Association Overview

What are Associations?

Associations are basically just lists of things, mostly exposures, that are somehow related. With respect to JWST and the Data Management System (DMS), associations have the following characteristics:

  • Relationships between multiple exposures are captured in an association.

  • An association is a means of identifying a set of exposures that belong together and may be dependent upon one another.

  • The association concept permits exposures to be calibrated, archived, retrieved, and reprocessed as a set rather than as individual objects.

  • For each association, DMS will generate the most combined and least combined data products.

Associations and JWST

The basic chunk in which science data arrives from the observatory is termed an exposure. An exposure contains the data from a single set of integrations per detector per instrument. In general, it takes many exposures to make up a single observation, and a whole program is made up of a large number of observations.

On first arrival, an exposure is termed to be at Level1b: The only transformation that has occurred is the extraction of the science data from the observatory telemetry into a FITS file. At this point, the science exposures enter the calibration pipeline.

The pipeline consists of three stages: Stage 1, Stage 2, and Stage 3 processing. Stage 2 processing is the calibration necessary to remove instrumental effects from the data. The resulting files contain flux and spatially calibrated data, called Stage 2b data. The information is still in individual exposures.


Older documentation and code may refer to the stages as levels. They are synonymous.

To be truly useful, the exposures need to be combined and, in the case of multi-object spectrometry, separated, into data that is source-oriented. This type of calibration is called Stage 3 processing. Due to the nature of the individual instruments, observing modes, and the interruptibility of the observatory itself, how to group the right exposures together is not straight-forward.

Enter the Association Generator. Given a set of exposures, called the Association Pool, and a set of rules found in an Association Registry, the generator groups the exposures into individual associations. These associations are then used as input to the Stage 3 calibration steps to perform the transformation from exposure-based data to source-based, high(er) signal-to-noise data.

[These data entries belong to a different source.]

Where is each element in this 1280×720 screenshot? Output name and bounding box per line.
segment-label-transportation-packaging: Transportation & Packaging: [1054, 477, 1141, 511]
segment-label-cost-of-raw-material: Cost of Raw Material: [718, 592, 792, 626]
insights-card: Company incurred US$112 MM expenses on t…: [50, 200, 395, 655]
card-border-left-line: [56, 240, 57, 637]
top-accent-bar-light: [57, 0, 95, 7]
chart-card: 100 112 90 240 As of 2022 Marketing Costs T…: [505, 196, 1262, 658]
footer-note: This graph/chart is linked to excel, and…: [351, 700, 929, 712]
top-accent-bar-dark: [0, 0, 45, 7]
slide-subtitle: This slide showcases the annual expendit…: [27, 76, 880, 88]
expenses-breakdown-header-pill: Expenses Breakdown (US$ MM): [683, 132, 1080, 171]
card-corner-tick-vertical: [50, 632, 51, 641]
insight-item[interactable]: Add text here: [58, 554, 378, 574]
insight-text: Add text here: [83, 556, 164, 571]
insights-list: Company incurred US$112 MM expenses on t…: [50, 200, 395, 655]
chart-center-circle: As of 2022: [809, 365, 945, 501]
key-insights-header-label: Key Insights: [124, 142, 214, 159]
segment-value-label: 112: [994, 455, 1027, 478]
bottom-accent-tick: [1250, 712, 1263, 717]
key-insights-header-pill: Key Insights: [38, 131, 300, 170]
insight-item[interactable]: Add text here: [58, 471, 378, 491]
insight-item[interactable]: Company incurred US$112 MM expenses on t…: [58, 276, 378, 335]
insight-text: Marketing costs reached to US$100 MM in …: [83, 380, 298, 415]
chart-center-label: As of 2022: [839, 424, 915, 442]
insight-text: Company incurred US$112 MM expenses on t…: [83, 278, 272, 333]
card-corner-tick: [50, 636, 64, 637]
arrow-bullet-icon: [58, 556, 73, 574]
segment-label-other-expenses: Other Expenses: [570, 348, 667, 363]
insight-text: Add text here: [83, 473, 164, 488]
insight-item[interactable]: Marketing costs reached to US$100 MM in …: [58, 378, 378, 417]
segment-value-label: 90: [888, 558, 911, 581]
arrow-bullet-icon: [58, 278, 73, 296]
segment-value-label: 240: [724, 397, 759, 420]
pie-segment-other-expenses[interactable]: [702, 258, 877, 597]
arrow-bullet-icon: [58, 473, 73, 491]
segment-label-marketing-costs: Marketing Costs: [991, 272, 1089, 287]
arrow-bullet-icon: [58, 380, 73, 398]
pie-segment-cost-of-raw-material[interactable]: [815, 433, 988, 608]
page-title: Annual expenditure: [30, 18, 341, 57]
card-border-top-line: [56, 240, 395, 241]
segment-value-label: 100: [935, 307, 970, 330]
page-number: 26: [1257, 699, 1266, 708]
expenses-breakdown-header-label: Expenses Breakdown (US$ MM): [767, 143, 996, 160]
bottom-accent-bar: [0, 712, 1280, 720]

In short, Stage 2 and Stage 3 associations are created running the asn_generate task on an AssociationPool using the default Level2 and Level 3 association rules to produce Stage 2 and Stage 3 associations. When retrieving the data from the archive, users will find the list of associated data in JSON files that are submitted together with the requested Stage 2 or Stage 3 data.

Association Pools

The information about what data will be associated is constructed with the information derived from the Astronomer Proposal Tool and the rules on how data should be associated that are defined by the instrument teams. All the information from a single proposal is captured in a single file known as the Association Pool.


Users should not need to run the generator. Instead, it is expected that one edits an already existing association that accompanies the user’s JWST data. Care should be taken if editing an association file. Keep in mind all input files listed in the association file are in the same directory as the association file and no path information can be put in expname, only the file name. Or, if need be, an association can be created based on the existing Stage 2 or Stage 3 examples. If, however, the user does need to run the generator, Association Generator documentation will be helpful.

Once an association is in-hand, one can pass it as input to a pipeline routine. For example:

% strun calwebb_image3  jw12345-o001_20210311t170002_image3_001_asn.json

Programmatically, to read in an Association, one uses the load_asn() function:

from jwst.associations import load_asn

with open('jw12345-o001_20210311t170002_image3_001_asn.json') as fp:
    asn = load_asn(fp)

What exactly is returned depends on what the association is. However, for all Stage 2 and Stage 3 associations, a Python dict is returned, whose structure matches that of the JSON or YAML file. Continuing from the above example, the following shows how to access the first exposure file name of a Stage 3 associations:

exposure = asn['products'][0]['members'][0]['expname']

Since most JWST data are some form of a JWST Data Model an association can be opened with which returns a ModelContainer. All members of the association that can be represented as a DataModel, will be available in the ModelContainer as their respective DataModels.

from stdatamodels.jwst.datamodels import open as dm_open
container_model = dm_open('jw12345-o001_20210311t170002_image3_001_asn.json')


There are a number of utilities to create user-specific associations that are documented under Association Commands.